Materialise is looking ahead to simulation — and beyond that to integrating artificial intelligence / machine learning.
“We look at all the data from machines from previous iterations. We have all this data coming in, pumping into our backbone and translating it in such a way that artificial intelligence can work with it and improve the situation even further. This will reduce the failure rate, increasing productivity even further. This can basically continue us on this trajectory of making this a mass volume, mass production technology for our users,” Motte said.

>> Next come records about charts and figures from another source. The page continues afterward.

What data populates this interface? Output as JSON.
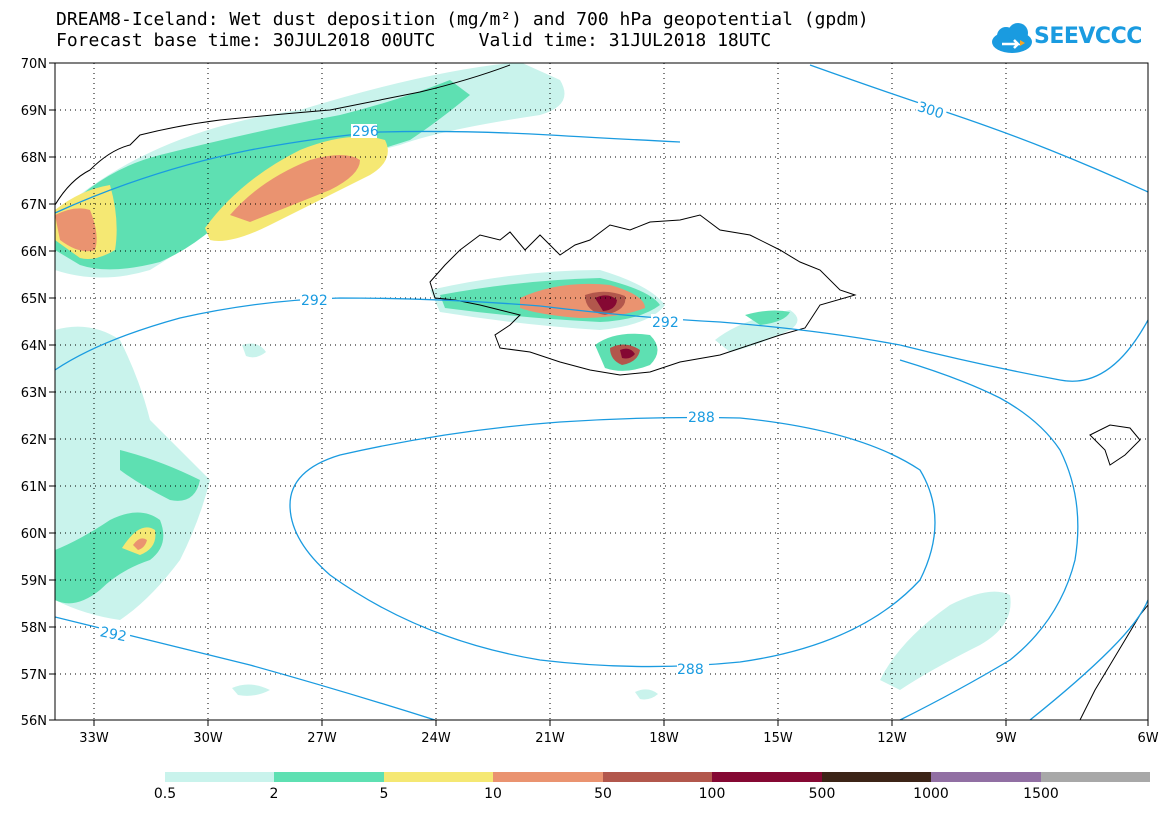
{
  "header": {
    "title_line1": "DREAM8-Iceland: Wet dust deposition (mg/m²) and 700 hPa geopotential (gpdm)",
    "forecast_label": "Forecast base time: 30JUL2018 00UTC",
    "valid_label": "Valid time: 31JUL2018 18UTC"
  },
  "logo": {
    "text": "SEEVCCC",
    "icon": "cloud-icon",
    "color": "#1a9be0"
  },
  "map": {
    "lat_labels": [
      "70N",
      "69N",
      "68N",
      "67N",
      "66N",
      "65N",
      "64N",
      "63N",
      "62N",
      "61N",
      "60N",
      "59N",
      "58N",
      "57N",
      "56N"
    ],
    "lon_labels": [
      "33W",
      "30W",
      "27W",
      "24W",
      "21W",
      "18W",
      "15W",
      "12W",
      "9W",
      "6W"
    ],
    "contour_color": "#1a9be0",
    "contour_labels": [
      "296",
      "300",
      "292",
      "292",
      "288",
      "288",
      "292"
    ]
  },
  "legend": {
    "colors": [
      "#c9f3ec",
      "#5ee0b2",
      "#f5e873",
      "#ea9370",
      "#b2574c",
      "#850833",
      "#3c2417",
      "#916fa3",
      "#a8a8a8"
    ],
    "labels": [
      "0.5",
      "2",
      "5",
      "10",
      "50",
      "100",
      "500",
      "1000",
      "1500"
    ]
  }
}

Following the announcements at last year’s formnext, I asked whether that was the same timeline we could expect this year — and it turns out I was perhaps overestimating. We’ll see announcements coming in earlier this year, likely in about a month’s time.
“It’s a great journey to be on,” Motte told me as we wrapped up.
“We use our decades of experience, incorporate this into our backbone, incorporate this into what artificial intelligence can use. We work with all our partners, and that is really what this age is about: making this a mainstream, profitable technology used as a normal thing.”